Detailed Project Instructions

Semester Project Data Set: You will either find your own data (see Finding Semester Project Data) or Dr. Gurney will give you a data set. Once you have your semester project data set, follow the instructions below to complete the semester project.

Due Date: A copy of the project is due the last Thursday before finals week. Send the project as an email attachment to Dr. Gurney.

Project Value: The semester project is worth 120 possible points. Projects turned in the last Friday before Finals week will earn at most 90 points, while a project turned in on Monday of Finals week will earn at most 30 points. Projects turned in after Monday of Finals week will receive no points.

Presentation Mode: Projects should be written using Microsoft Word. Use 12 point Times Roman font and one-inch margins. Paragraphs should be aligned to the left margin and there should be a 6 point space between paragraphs. All graphs should be created using a statistical software program like Excel, Minitab, R, Rguroo or SPSS. Numerical axes should be labeled with the quantity being measured and the correponding units, if any.

Project Identification: Make sure to include your name, your class section or meeting time, and the date (month/day/year) in the first four lines of the project.

Data Identification: In the first paragraph of your project, describe the source of your project data. If the data came from a website, give the date when the data was obtained from the website. If the data came from a periodical article or book, give the author, article title, journal or book title, and publication date of the article or book. If the data came from a survey you undertook, give a short description of how your survey participants were selected and give the date or dates when the survey answers were collected.

Qualitative Data Analysis: For the qualitative data, create a frequency distribution with frequencies and relative frequencies, and then construct a qualitative bar chart of the results. Once you have constructed the qualitative bar chart, write a paragraph that answers the following questions:

• How many classes (bars) are there?
• Which bar has the highest frequency?
• Which bar has the lowest frequency?

Next do a chi-square goodness of fit test at 95% confidence to see whether or not your qualitative outcomes are equally likely. Write a paragraph summarizing your results including the test statistic, the P-value, and your conclusion in English.

Quantitative Data Analysis: For each quantitative variable, create a histogram with four to six classes. Put at most two histograms on one page. The histograms can be made smaller to fit two on the same page. Create side-by-side horizontal box plots using the two comparable quantitative variables. Make a single horizontal boxplot for the third non-comparable quantitative variable. The three box plots could all be put on one page.

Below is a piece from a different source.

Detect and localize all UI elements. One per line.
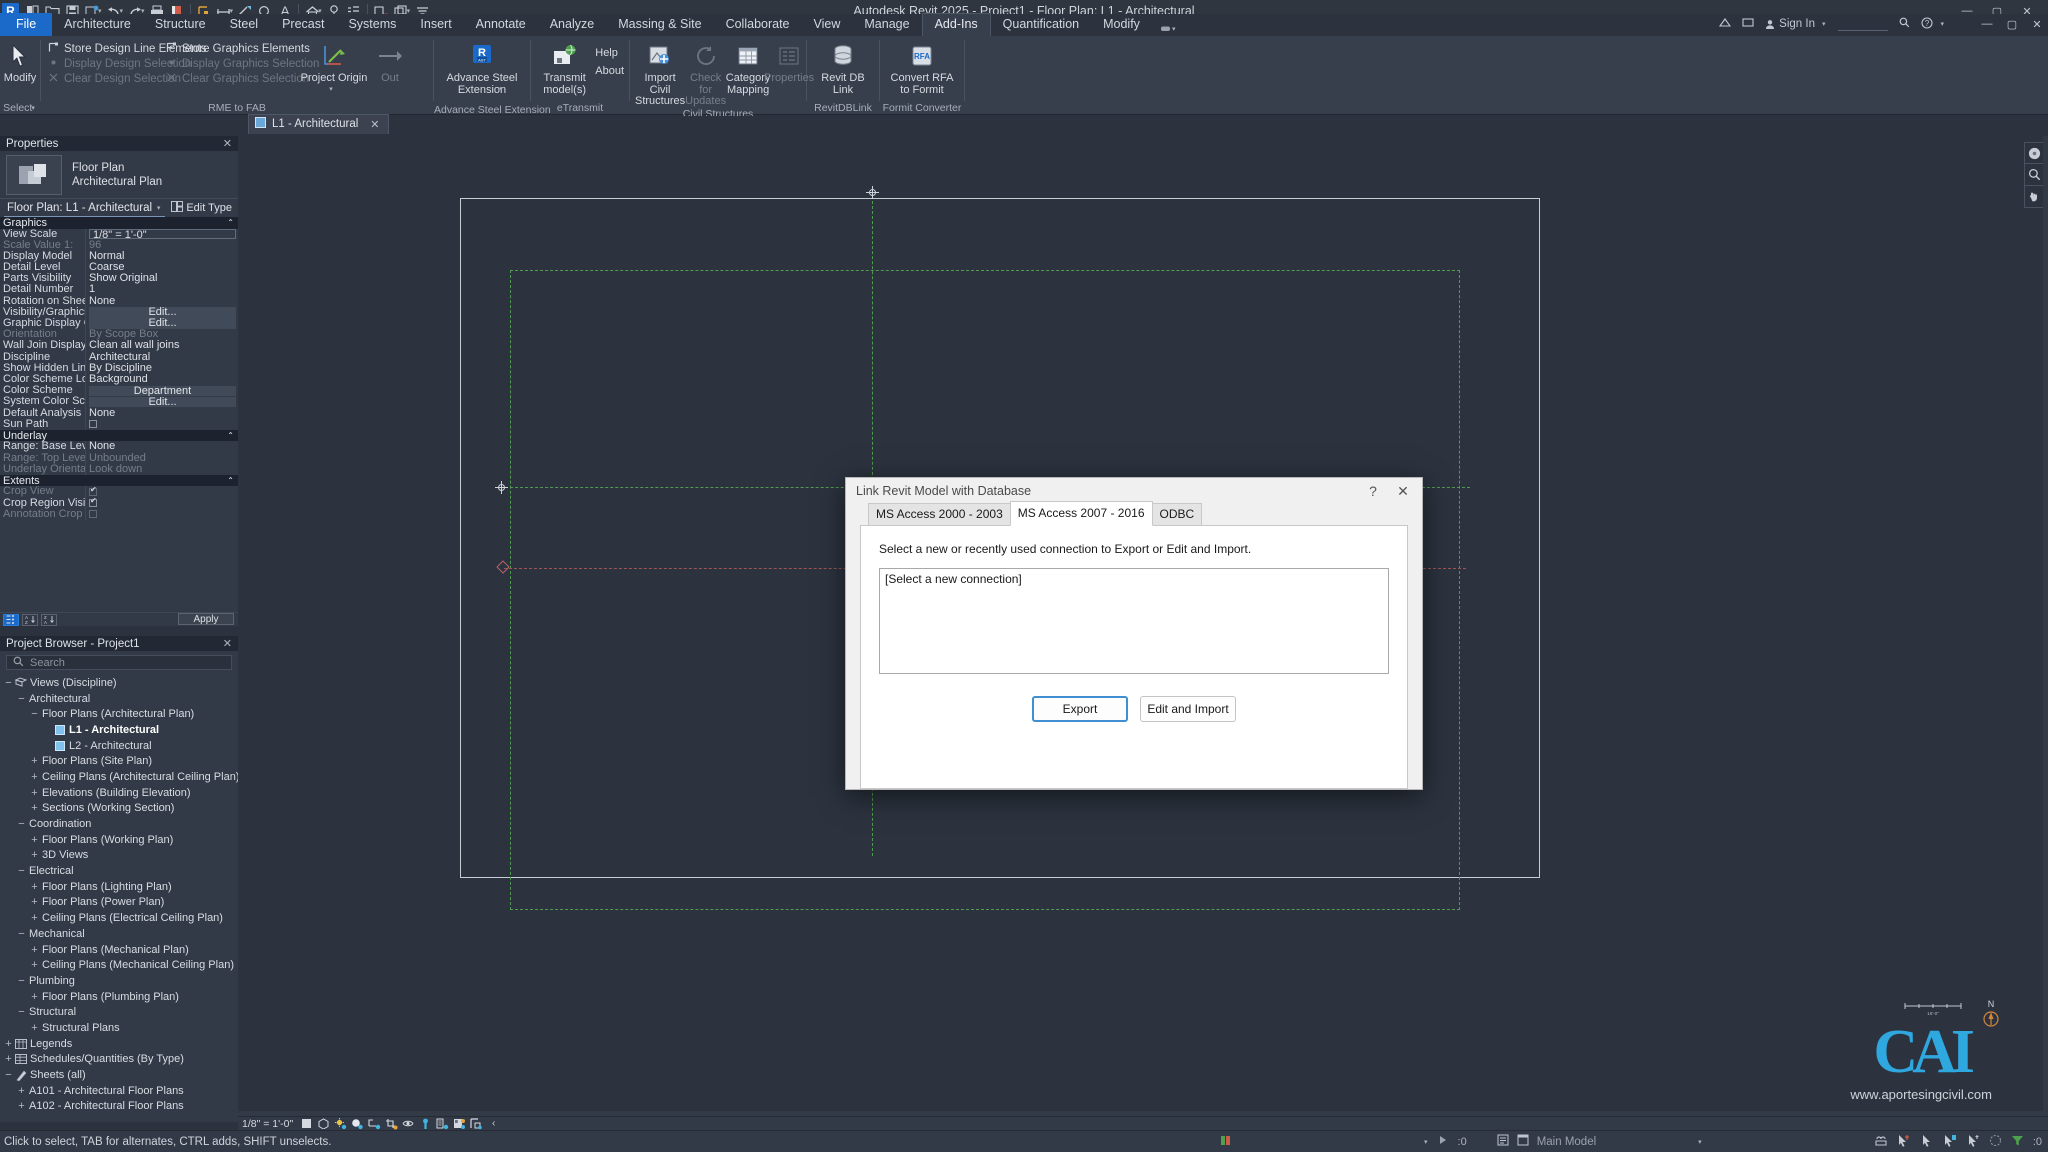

A written analysis should accompany the bar chart, each histogram, each box plot, and the scatter plot.

For each of the three histograms, write a paragraph that answers each of the following questions:

• What are the biggest and smallest data values?
• Is it symmetric, skewed to the left, or skewed to the right?
• How many peaks does it have, and where are they located?
• Does it have any gaps and, if so, where are they?
• Does it have any extreme values and, if so, what are they?

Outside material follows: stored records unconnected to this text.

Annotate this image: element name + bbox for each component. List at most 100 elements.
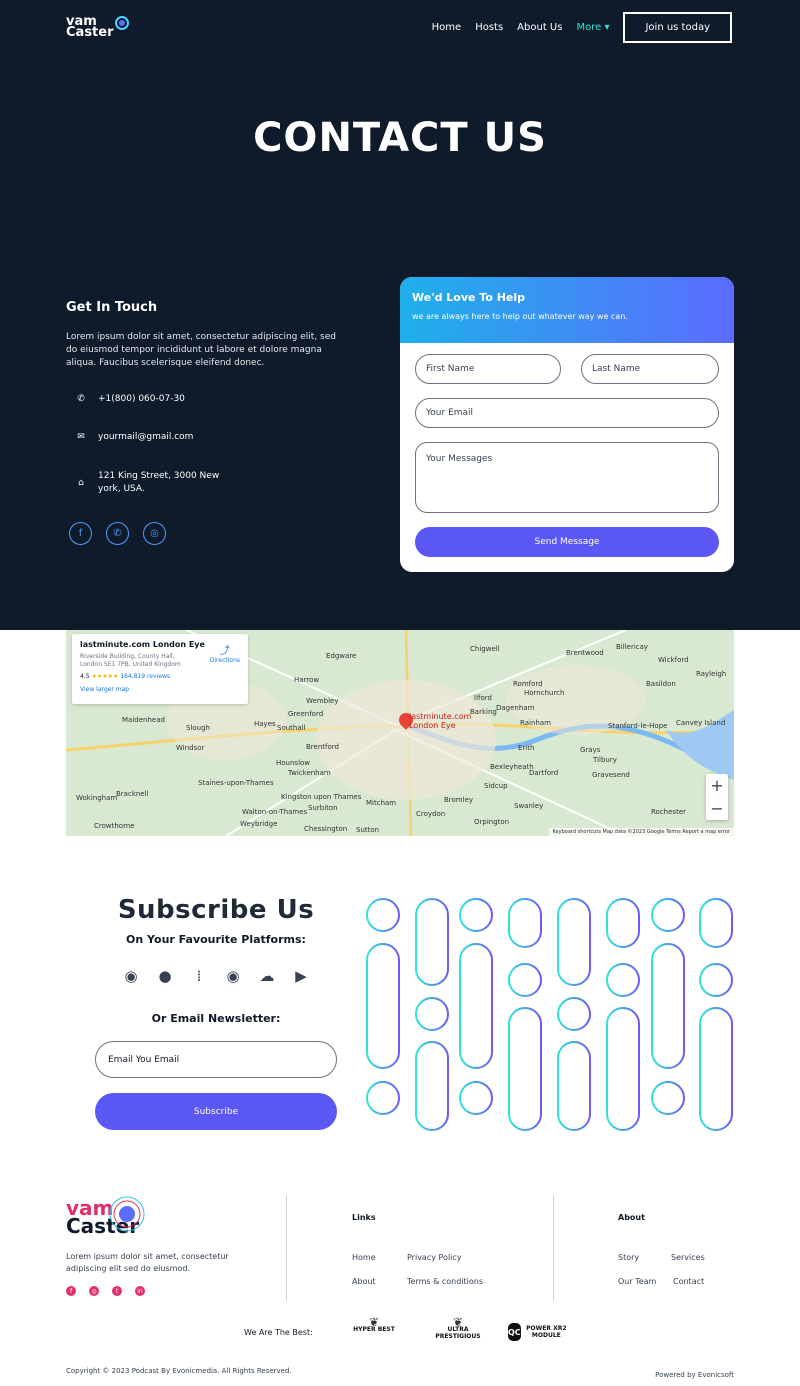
- youtube-icon[interactable]: ▶: [291, 966, 311, 986]
- award-badge: ❦ HYPER BEST: [346, 1315, 402, 1333]
- rating-value: 4.5: [80, 673, 90, 680]
- award-badge-label: HYPER BEST: [353, 1326, 395, 1333]
- google-podcasts-icon[interactable]: ⁞: [189, 966, 209, 986]
- star-icon: ★★★★★: [91, 673, 119, 680]
- linkedin-icon[interactable]: in: [135, 1286, 145, 1296]
- links-heading: Links: [352, 1213, 376, 1222]
- email-text: yourmail@gmail.com: [98, 432, 194, 442]
- map-label: Weybridge: [240, 820, 278, 828]
- footer-description: Lorem ipsum dolor sit amet, consectetur …: [66, 1252, 229, 1273]
- footer-link-home[interactable]: Home: [352, 1253, 376, 1262]
- map-label: Gravesend: [592, 771, 630, 779]
- map-label: Hounslow: [276, 759, 311, 767]
- first-name-field[interactable]: First Name: [415, 354, 561, 384]
- newsletter-email-input[interactable]: Email You Email: [95, 1041, 337, 1078]
- instagram-icon[interactable]: ◎: [143, 522, 166, 545]
- join-button[interactable]: Join us today: [623, 11, 732, 43]
- form-header: We'd Love To Help we are always here to …: [400, 277, 734, 343]
- footer-link-about[interactable]: About: [352, 1277, 376, 1286]
- map-label: Kingston upon Thames: [281, 793, 362, 801]
- instagram-icon[interactable]: ◎: [89, 1286, 99, 1296]
- map-label: Crowthorne: [94, 822, 135, 830]
- map-label: Chigwell: [470, 645, 500, 653]
- phone-icon: ✆: [77, 394, 85, 404]
- footer-link-services[interactable]: Services: [671, 1253, 705, 1262]
- copyright: Copyright © 2023 Podcast By Evonicmedia.…: [66, 1367, 292, 1375]
- location-map[interactable]: Edgware Harrow Wembley Slough Hounslow T…: [66, 630, 734, 836]
- place-infobox: lastminute.com London Eye Riverside Buil…: [72, 634, 248, 704]
- get-in-touch: Get In Touch Lorem ipsum dolor sit amet,…: [66, 300, 336, 496]
- email-line[interactable]: ✉ yourmail@gmail.com: [74, 432, 336, 442]
- footer-link-story[interactable]: Story: [618, 1253, 639, 1262]
- nav-more[interactable]: More ▾: [576, 22, 609, 33]
- message-field[interactable]: Your Messages: [415, 442, 719, 513]
- map-label: Canvey Island: [676, 719, 726, 727]
- map-label: Slough: [186, 724, 210, 732]
- nav-more-label: More: [576, 21, 602, 33]
- logo[interactable]: vam Caster: [66, 15, 129, 39]
- send-message-button[interactable]: Send Message: [415, 527, 719, 557]
- footer-logo-ring-icon: [109, 1196, 145, 1232]
- directions-icon: ⤴: [219, 646, 230, 657]
- subscribe-title: Subscribe Us: [117, 895, 315, 925]
- pin-label: lastminute.com London Eye: [409, 712, 471, 730]
- whatsapp-icon[interactable]: ✆: [106, 522, 129, 545]
- nav-hosts[interactable]: Hosts: [475, 22, 503, 33]
- map-label: Romford: [513, 680, 543, 688]
- map-label: Chessington: [304, 825, 348, 833]
- contact-section: vam Caster Home Hosts About Us More ▾ Jo…: [0, 0, 800, 630]
- zoom-in-button[interactable]: +: [710, 776, 723, 795]
- footer-link-contact[interactable]: Contact: [673, 1277, 704, 1286]
- map-label: Hayes: [254, 720, 276, 728]
- apple-icon[interactable]: ●: [155, 966, 175, 986]
- map-label: Walton-on-Thames: [242, 808, 308, 816]
- address-line: ⌂ 121 King Street, 3000 New york, USA.: [74, 470, 336, 496]
- map-label: Brentwood: [566, 649, 604, 657]
- last-name-field[interactable]: Last Name: [581, 354, 719, 384]
- email-field[interactable]: Your Email: [415, 398, 719, 428]
- twitter-icon[interactable]: t: [112, 1286, 122, 1296]
- about-heading: About: [618, 1213, 645, 1222]
- soundcloud-icon[interactable]: ☁: [257, 966, 277, 986]
- chevron-down-icon: ▾: [604, 21, 610, 33]
- reviews-link[interactable]: 164,819 reviews: [120, 673, 170, 680]
- spotify-icon[interactable]: ◉: [121, 966, 141, 986]
- laurel-icon: ❦: [452, 1315, 464, 1329]
- footer-link-terms[interactable]: Terms & conditions: [407, 1277, 483, 1286]
- home-icon: ⌂: [78, 478, 84, 488]
- map-label: Staines-upon-Thames: [198, 779, 274, 787]
- nav-about[interactable]: About Us: [517, 22, 562, 33]
- zoom-controls: + −: [706, 774, 728, 820]
- map-label: Harrow: [294, 676, 320, 684]
- nav-home[interactable]: Home: [432, 22, 462, 33]
- footer-link-privacy[interactable]: Privacy Policy: [407, 1253, 462, 1262]
- facebook-icon[interactable]: f: [69, 522, 92, 545]
- subscribe-button[interactable]: Subscribe: [95, 1093, 337, 1130]
- footer-link-team[interactable]: Our Team: [618, 1277, 656, 1286]
- zoom-out-button[interactable]: −: [710, 799, 723, 818]
- map-label: Orpington: [474, 818, 510, 826]
- view-larger-map-link[interactable]: View larger map: [80, 686, 240, 693]
- footer: vam Caster Lorem ipsum dolor sit amet, c…: [0, 1195, 800, 1386]
- laurel-icon: ❦: [368, 1315, 380, 1329]
- map-label: Surbiton: [308, 804, 338, 812]
- map-label: Windsor: [176, 744, 205, 752]
- qc-icon: QC: [508, 1323, 521, 1341]
- map-label: Erith: [518, 744, 535, 752]
- map-label: Wickford: [658, 656, 689, 664]
- address-line2: york, USA.: [98, 484, 145, 494]
- social-links: f ✆ ◎: [69, 522, 166, 545]
- directions-link[interactable]: ⤴ Directions: [210, 642, 240, 664]
- powered-by: Powered by Evonicsoft: [655, 1371, 734, 1379]
- map-label: Wokingham: [76, 794, 118, 802]
- address-text: 121 King Street, 3000 New york, USA.: [98, 470, 219, 496]
- map-label: Southall: [277, 724, 306, 732]
- map-label: Tilbury: [593, 756, 617, 764]
- phone-line[interactable]: ✆ +1(800) 060-07-30: [74, 394, 336, 404]
- subscribe-panel: Subscribe Us On Your Favourite Platforms…: [95, 895, 337, 1130]
- spotify-icon[interactable]: ◉: [223, 966, 243, 986]
- place-rating: 4.5 ★★★★★ 164,819 reviews: [80, 673, 240, 680]
- facebook-icon[interactable]: f: [66, 1286, 76, 1296]
- map-label: Basildon: [646, 680, 676, 688]
- map-label: Sutton: [356, 826, 380, 834]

For the single box plot, you should say whether the box plot is symmetric, skewed to the right, or skewed to the left.

For the two boxplots over the same number line, write a paragraph that answers each of the following questions:

• Which box plot has the lowest value?
• Which box plot has the highest value?
• Which box plot has the largest range?
• Which box plot has largest interquartile range?
• Which box plot is more skewed?
• Which box plot has the largest median?

For the two comparable quantitative variables, test to see whether or not their means are equal at 95% confidence using the dependent difference test. Write the summary of this test in paragraph form including the test statistic, the P-value and your conclusion in English.

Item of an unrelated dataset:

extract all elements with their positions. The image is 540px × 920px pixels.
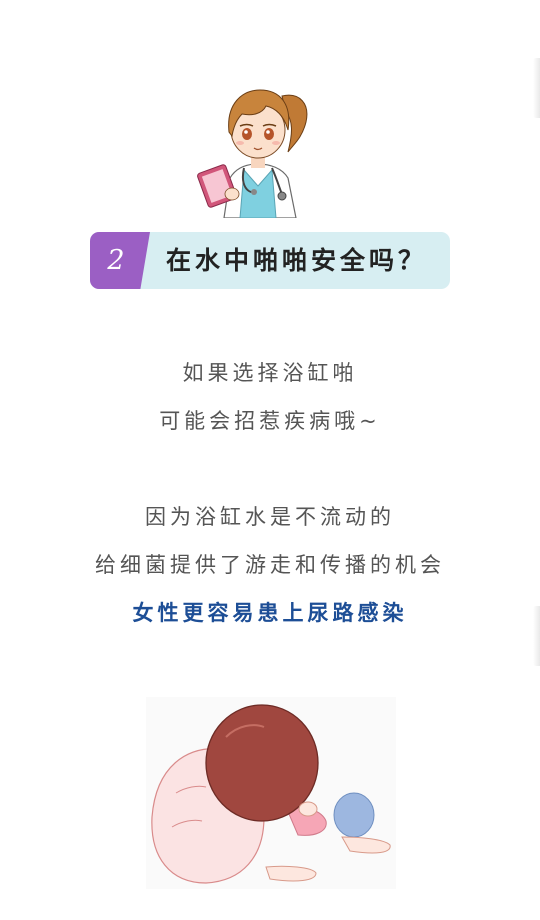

Create a table like the following in your project, and use your three quantitative variables to fill in the values. The headings "Variable 1", "Variable 2" and "Variable 3" should be replaced with the names of your three quantitaive variables.

 Statistic Variable 1 Variable 2 Variable 3 Minimum First Quartile Median Third Quartile Maximum Mean Mode Midrange Range Interquartile Range Standard Deviation Standard Error of the Mean Skewness Kurtosis

For each of your three quantitative variables, find and state the 95% confidence interval for the population mean.

For each of the three quantitative variables, use the Ryan-Joiner or Shapiro-Wilk test at 95% confidence to see whether or not the variable is normally distributed. State the test statistics and the P-values or critical values for each. Then state your conclusions on whether or not each of the variables is normally distributed.

For one of the two comparable quantitative variables and the non-comparable quantitative variable, do the following:

• Create a scatter diagram which includes the regression line. Make the scatter diagram as big as the space will allow. If you need another page for it, use another page.
• State the equation of the regression line below the scatter diagram.
• Find and interpret the coefficient of determination in terms of the scatter diagram you created.
• Identify any outliers or influential observations in the scatter diagram you created.
• Test to see if there is significant linear correlation between the two variables at 95% confidence. In the written summary of this test include the test statisitc or the correlation coefficient, the P-value, and your conclusion in English.